Klima­schutz kennt keine Kompromisse?

Zur Kritik von Green­peace an den Jamaika-Sondie­rungen. Was man von den Grünen erwarten kann und was nicht.

Zwei Meldungen, die scheinbar gut zuein­ander passen: Die Inter­na­tionale Energie-Agentur mahnt zur Beschleu­nigung des globalen Kohle­aus­stiegs, um den Klima­wandel auch nur in der Nähe der 2‑Grad-Grenze zu halten, und Green­peace kriti­siert die Grünen, sie hätten zu weitrei­chende Konzes­sionen in Sachen Kohle­aus­stieg bei den Jamaika-Sondie­rungen gemacht. So simpel liegen die Dinge aber nicht.

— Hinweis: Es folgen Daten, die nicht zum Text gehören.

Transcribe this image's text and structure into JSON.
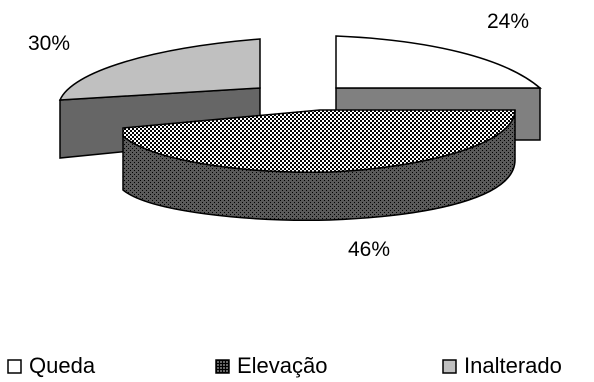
{
  "chart_data": {
    "type": "pie",
    "style": "3d-exploded",
    "title": "",
    "categories": [
      "Queda",
      "Elevação",
      "Inalterado"
    ],
    "values": [
      24,
      46,
      30
    ],
    "labels": [
      "24%",
      "46%",
      "30%"
    ],
    "colors": {
      "Queda": "#ffffff",
      "Elevação": "#444444",
      "Inalterado": "#c0c0c0"
    },
    "legend": {
      "placement": "bottom",
      "entries": [
        "Queda",
        "Elevação",
        "Inalterado"
      ]
    }
  }
}
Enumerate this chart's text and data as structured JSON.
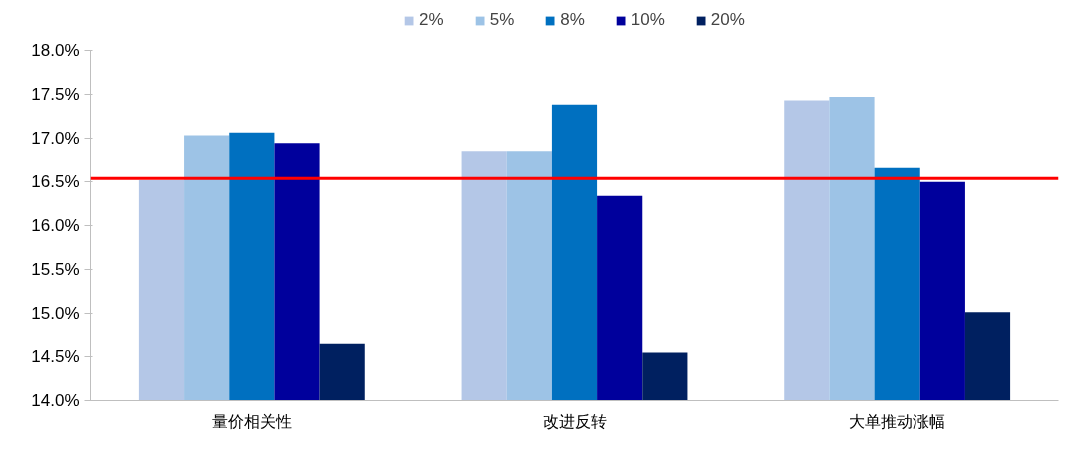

Wir verzeichnen einen weltweiten Trend zur Substi­tution von Kohle durch Erdgas und erneu­erbare Energien. Das ist nicht nur – und nicht einmal in erster Linie – dem Erschrecken über die Folgen des Klima­wandels geschuldet. Ein wichtiger Faktor ist die sprung­hafte Ausweitung des Gasan­gebots infolge unkon­ven­tio­neller Förder­me­thoden (Fracking) und der wachsenden Verfüg­barkeit von Flüssiggas-Terminals. Der Gastransport ist nicht mehr allein auf Pipelines angewiesen. Ein zweiter Konkurrent ist der Kohle durch die drama­tische Verbil­ligung von Wind- und Solar­strom erwachsen – an vielen Stand­orten rechnet sich der Neubau von Kohle­kraft­werken schlicht nicht mehr, selbst wenn man die Folge­kosten der Kohle­ver­brennung für Klima und Gesundheit außer Acht lässt.

Dennoch geht die Ablösung von Kohle (und Öl) als Energie­träger zu langsam vor sich, und er wird strecken­weise überlagert durch den wachsenden Energie­hunger der Entwick­lungs­länder, die sich im Übergang von Agrar- zu Indus­trie­ge­sell­schaften befinden. Ihr Energie­ver­brauch wächst und wird weiter wachsen. Das gilt für die privaten Haushalte wie für die Industrie, den Verkehr und den Gebäudesektor.

Wenn von Seiten der Entwick­lungs­länder, von China, den USA und Japan größere Anstren­gungen erfor­derlich sind, um die Energie­ef­fi­zienz zu steigern und die Dekar­bo­ni­sierung ihrer Energie­wirt­schaft zu beschleu­nigen – gilt das nicht erst recht für die Bundes­re­publik? Aber ja! Was sich bislang bei den Jamaika-Verhand­lungen auf dem Feld der Klima- und Energie­po­litik abzeichnet, bleibt weit hinter dem zurück, was nötig wäre – und selbst hinter dem, was man bei einigem nüchternen Realismus erwarten konnte.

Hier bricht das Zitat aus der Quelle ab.